Side note: The other week we were running out of food(kinda) particularly protein sources like meat and stuff that you can have as a main dish. One day when we were meeting with Rod, the owner of the mill that's making David's feed- (we needed to see and approve the feed they made) while we were leaving Rod told us to pull up to his garage he wanted to give us something. I knew what it was instantly and I thanked the Lord again, even though I felt we didn't deserve it! Rod raises cows for beef/show and he loaded us up with at least 8 lbs of fine meat!!! Saweeet!!
Okay..I have blabbered! Sorry mom!! Things are good though. I come home everyday just totally worn out and not knowing which way is up or down or east, west. It's a good thing that I have an INCREDIBLE husband! Seriously mom...he is so amazing.

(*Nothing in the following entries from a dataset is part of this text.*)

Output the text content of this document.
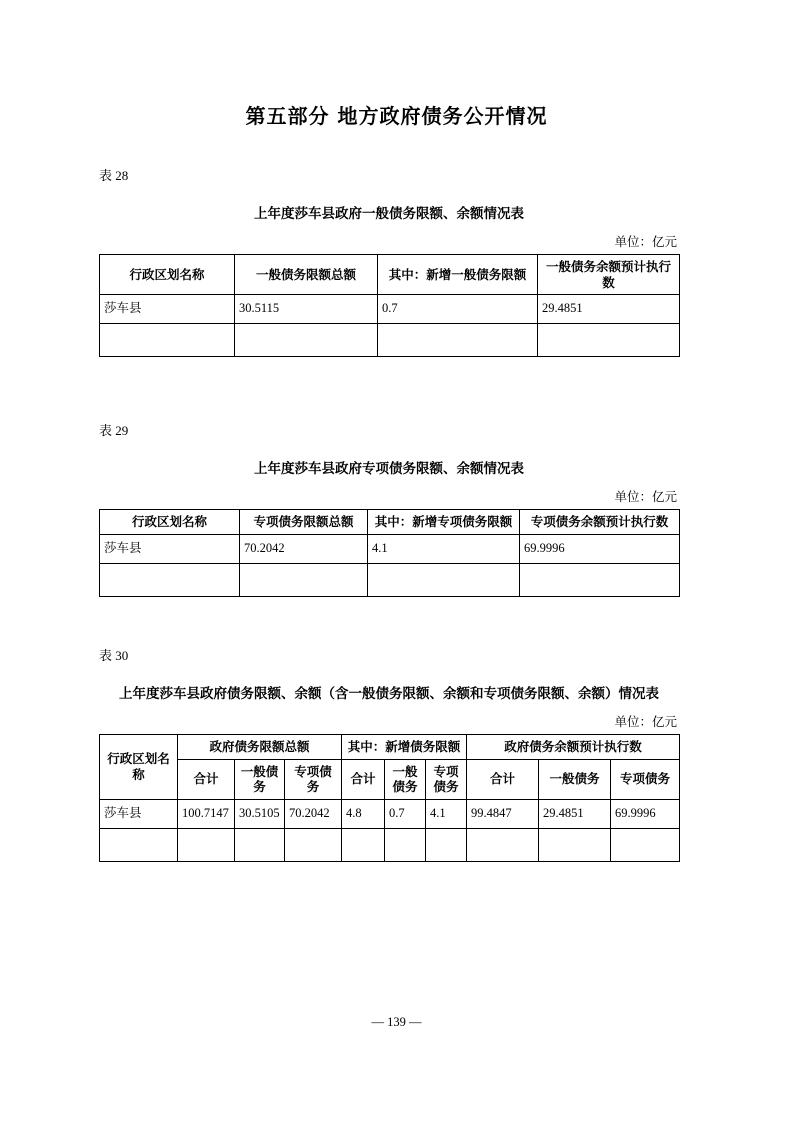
第五部分 地方政府债务公开情况
表 28
上年度莎车县政府一般债务限额、余额情况表
单位：亿元
行政区划名称	一般债务限额总额	其中：新增一般债务限额	一般债务余额预计执行数
莎车县	30.5115	0.7	29.4851

表 29
上年度莎车县政府专项债务限额、余额情况表
单位：亿元
行政区划名称	专项债务限额总额	其中：新增专项债务限额	专项债务余额预计执行数
莎车县	70.2042	4.1	69.9996

表 30
上年度莎车县政府债务限额、余额（含一般债务限额、余额和专项债务限额、余额）情况表
单位：亿元
行政区划名称	政府债务限额总额			其中：新增债务限额			政府债务余额预计执行数		
	合计	一般债务	专项债务	合计	一般债务	专项债务	合计	一般债务	专项债务
莎车县	100.7147	30.5105	70.2042	4.8	0.7	4.1	99.4847	29.4851	69.9996

— 139 —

I have to be to work before him, so he wakes me up, while Imget ready he makes me breakfast, then makes me a usually gourmet lunch to take, cleans the kitchen, straightens the house before he goes to work at 9 then usually cooks dinner at night... well, we do it together. He takes care of me. Sometimes I feel like all I do is come home and whine about work and not do a thing. He comes home, doesnt say one negative word and does all the work! Wow I am lucky! I am always trying to find ways to help more during this awkward time where the roles are almost switched. It's all good though. We love each other. We talk all the time and laugh too.
Ah...okay Im done. Brian is amazing. He will be great and fine. I gotta run mom. Sorry this is so long. I love you. Talk to you soon!
Anna
ahhh....life is good when the kiddies are good!!!